Richard Dawkins says evolution doesn't have any goal. But I think evolution has one. At the end evolution creates intelligent being. If we find another earth like planet evolution sould have the same pattern. Evolution is not a chaotic event. Am I wrong?
closed as primarily opinion-based by fileunderwater, Rory M♦ Sep 3 '13 at 9:20
Many good questions generate some degree of opinion based on expert experience, but answers to this question will tend to be almost entirely based on opinions, rather than facts, references, or specific expertise.If this question can be reworded to fit the rules in the help center, please edit the question.
Yes you are wrong I am afraid. Evolution is the process of change through time of species by inherited changes. Heritable differences mainly come about from random mutation in the genome. These genetic differences between individuals lead to fitness differences between individuals, ie one individual is better able to produce offspring, thus spreading more of its genes in to the following generation, than another individual. For example, environmental change causes selection for a dark body morph in moths, stabding genetic variation and new mutations affecting body colour is then more favored by selection, and those with the dark body genes survive and reproduce better.

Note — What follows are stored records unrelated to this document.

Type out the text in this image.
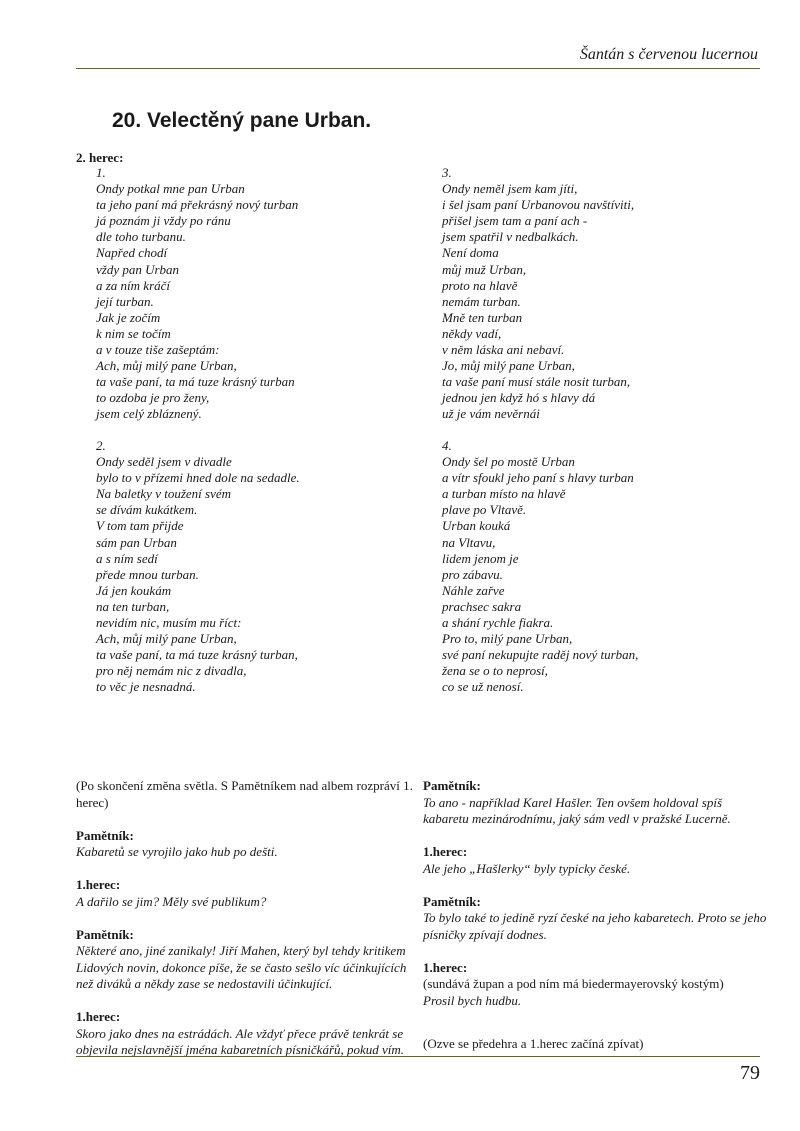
Šantán s červenou lucernou
20. Velectěný pane Urban.
2. herec:
1.
Ondy potkal mne pan Urban
ta jeho paní má překrásný nový turban
já poznám ji vždy po ránu
dle toho turbanu.
Napřed chodí
vždy pan Urban
a za ním kráčí
její turban.
Jak je zočím
k nim se točím
a v touze tiše zašeptám:
Ach, můj milý pane Urban,
ta vaše paní, ta má tuze krásný turban
to ozdoba je pro ženy,
jsem celý zbláznený.
2.
Ondy seděl jsem v divadle
bylo to v přízemi hned dole na sedadle.
Na baletky v toužení svém
se dívám kukátkem.
V tom tam přijde
sám pan Urban
a s ním sedí
přede mnou turban.
Já jen koukám
na ten turban,
nevidím nic, musím mu říct:
Ach, můj milý pane Urban,
ta vaše paní, ta má tuze krásný turban,
pro něj nemám nic z divadla,
to věc je nesnadná.
3.
Ondy neměl jsem kam jíti,
i šel jsam paní Urbanovou navštíviti,
přišel jsem tam a paní ach -
jsem spatřil v nedbalkách.
Není doma
můj muž Urban,
proto na hlavě
nemám turban.
Mně ten turban
někdy vadí,
v něm láska ani nebaví.
Jo, můj milý pane Urban,
ta vaše paní musí stále nosit turban,
jednou jen když hó s hlavy dá
už je vám nevěrnái
4.
Ondy šel po mostě Urban
a vítr sfoukl jeho paní s hlavy turban
a turban místo na hlavě
plave po Vltavě.
Urban kouká
na Vltavu,
lidem jenom je
pro zábavu.
Náhle zařve
prachsec sakra
a shání rychle fiakra.
Pro to, milý pane Urban,
své paní nekupujte raděj nový turban,
žena se o to neprosí,
co se už nenosí.
(Po skončení změna světla. S Pamětníkem nad albem rozpráví 1. herec)
Pamětník:
Kabaretů se vyrojilo jako hub po dešti.
1.herec:
A dařilo se jim? Měly své publikum?
Pamětník:
Některé ano, jiné zanikaly! Jiří Mahen, který byl tehdy kritikem Lidových novin, dokonce píše, že se často sešlo víc účinkujících než diváků a někdy zase se nedostavili účinkující.
1.herec:
Skoro jako dnes na estrádách. Ale vždyť přece právě tenkrát se objevila nejslavnější jména kabaretních písničkářů, pokud vím.
Pamětník:
To ano - například Karel Hašler. Ten ovšem holdoval spíš kabaretu mezinárodnímu, jaký sám vedl v pražské Lucerně.
1.herec:
Ale jeho „Hašlerky“ byly typicky české.
Pamětník:
To bylo také to jedině ryzí české na jeho kabaretech. Proto se jeho písničky zpívají dodnes.
1.herec:
(sundává župan a pod ním má biedermayerovský kostým)
Prosil bych hudbu.
(Ozve se předehra a 1.herec začíná zpívat)
79
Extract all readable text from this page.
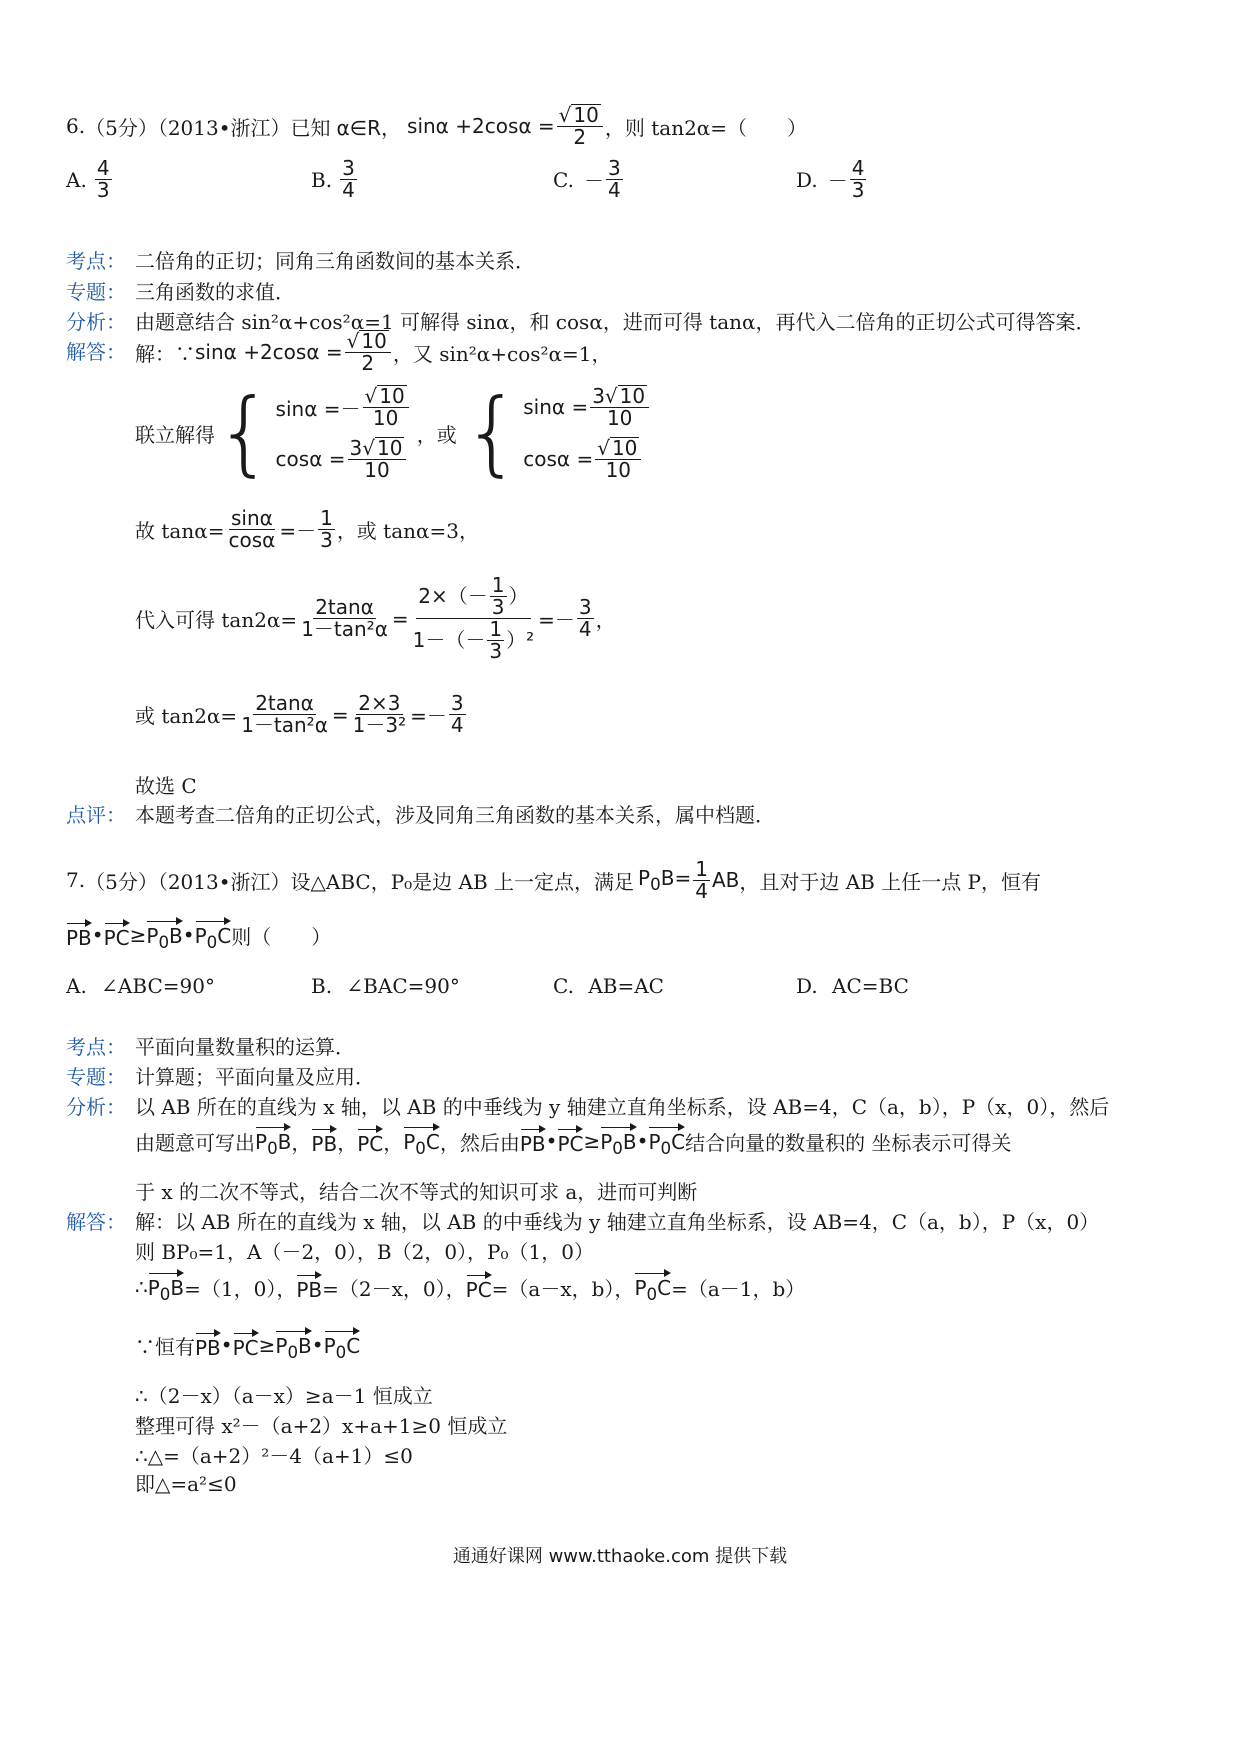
6. （5分）（2013•浙江）已知 α∈R， $\sin\alpha +2\cos\alpha = \frac{√ 10}{2}$ ，则 tan2α=（　　）
A. $\frac{4}{3}$	B. $\frac{3}{4}$	C. － $\frac{3}{4}$	D. － $\frac{4}{3}$
考点： 二倍角的正切；同角三角函数间的基本关系．
专题： 三角函数的求值．
分析： 由题意结合 sin²α+cos²α=1 可解得 sinα，和 cosα，进而可得 tanα，再代入二倍角的正切公式可得答案．
解答： 解：∵ $\sin\alpha +2\cos\alpha = \frac{√ 10}{2}$ ，又 sin²α+cos²α=1，
联立解得 { $\sin\alpha =- \frac{√ 10}{10}$
$\cos\alpha = \frac{3√ 10}{10}$
，或 { $\sin\alpha = \frac{3√ 10}{10}$
$\cos\alpha = \frac{√ 10}{10}$
故 $\tan\alpha= \frac{\sin\alpha}{\cos\alpha} =- \frac{1}{3}$ ，或 tanα=3，
代入可得 $\tan 2\alpha= \frac{2\tan\alpha}{\text{1－tan²α}} = \frac{2\times(- \frac{1}{3} )}{1-(- \frac{1}{3} )^2} =- \frac{3}{4}$ ，
或 $\tan 2\alpha= \frac{2\tan\alpha}{\text{1－tan²α}} = \frac{2\times 3}{\text{1－3²}} =- \frac{3}{4}$
故选 C
点评： 本题考查二倍角的正切公式，涉及同角三角函数的基本关系，属中档题．
7. （5分）（2013•浙江）设△ABC，P₀是边 AB 上一定点，满足 $P_0B= \frac{1}{4}$ AB ，且对于边 AB 上任一点 P，恒有
PB • PC ≥ $P_0B$ • $P_0C$ 则（　　）
A. ∠ABC=90°	B. ∠BAC=90°	C. AB=AC	D. AC=BC
考点： 平面向量数量积的运算．
专题： 计算题；平面向量及应用．
分析： 以 AB 所在的直线为 x 轴，以 AB 的中垂线为 y 轴建立直角坐标系，设 AB=4，C（a，b），P（x，0），然后
由题意可写出 $P_0B$ ， PB ， PC ， $P_0C$ ，然后由 PB • PC ≥ $P_0B$ • $P_0C$ 结合向量的数量积的 坐标表示可得关
于 x 的二次不等式，结合二次不等式的知识可求 a，进而可判断
解答： 解：以 AB 所在的直线为 x 轴，以 AB 的中垂线为 y 轴建立直角坐标系，设 AB=4，C（a，b），P（x，0）
则 BP₀=1，A（－2，0），B（2，0），P₀（1，0）
∴ $P_0B =(1$，0）， PB =（2－x，0）， PC =（a－x，b）， $P_0C =(a-1$，b）
∵恒有 PB • PC ≥ $P_0B$ • $P_0C$
∴（2－x）（a－x）≥a－1 恒成立
整理可得 x²－（a+2）x+a+1≥0 恒成立
∴△=（a+2）²－4（a+1）≤0
即△=a²≤0
通通好课网 www.tthaoke.com 提供下载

There is no end or goal to evolution. It is often mistakenly said that humans have stopped evolving. This is wrong and to suggest we have is to suggest that evolution is directed and has an ultimate goal. As long as genetic fitness variation exists there will always be some level of evolution because there is a difference between individuals in selection coefficient. Selection is also very unstable, it can change drastically an rapidly, evolution could only then stop if selection was constant and favored one "ultimate genotype" over all others in which case all genetic variation would cease to exist.
If we found another planet which had the exact same conditions and time as earth we may find the same species, but it is not likely. It requires the same mutations and selection processes occurring. Analogous to this is the observation of "many solutions to one problem" where different species use different adaptations to deal with a common problem. For example, geting oxygen is difficult for water deelling species. Sea mammals like whales gather oxygen by going to the surface and breathing and then holding their breath. Fish have evolved gills, a different solution to the same problem, to harvest oxygen from the water. These solutions evolve from random changes with selection acting only on the results (those that could filter oxygen from the water or hold their breath the best survived and reproduce best).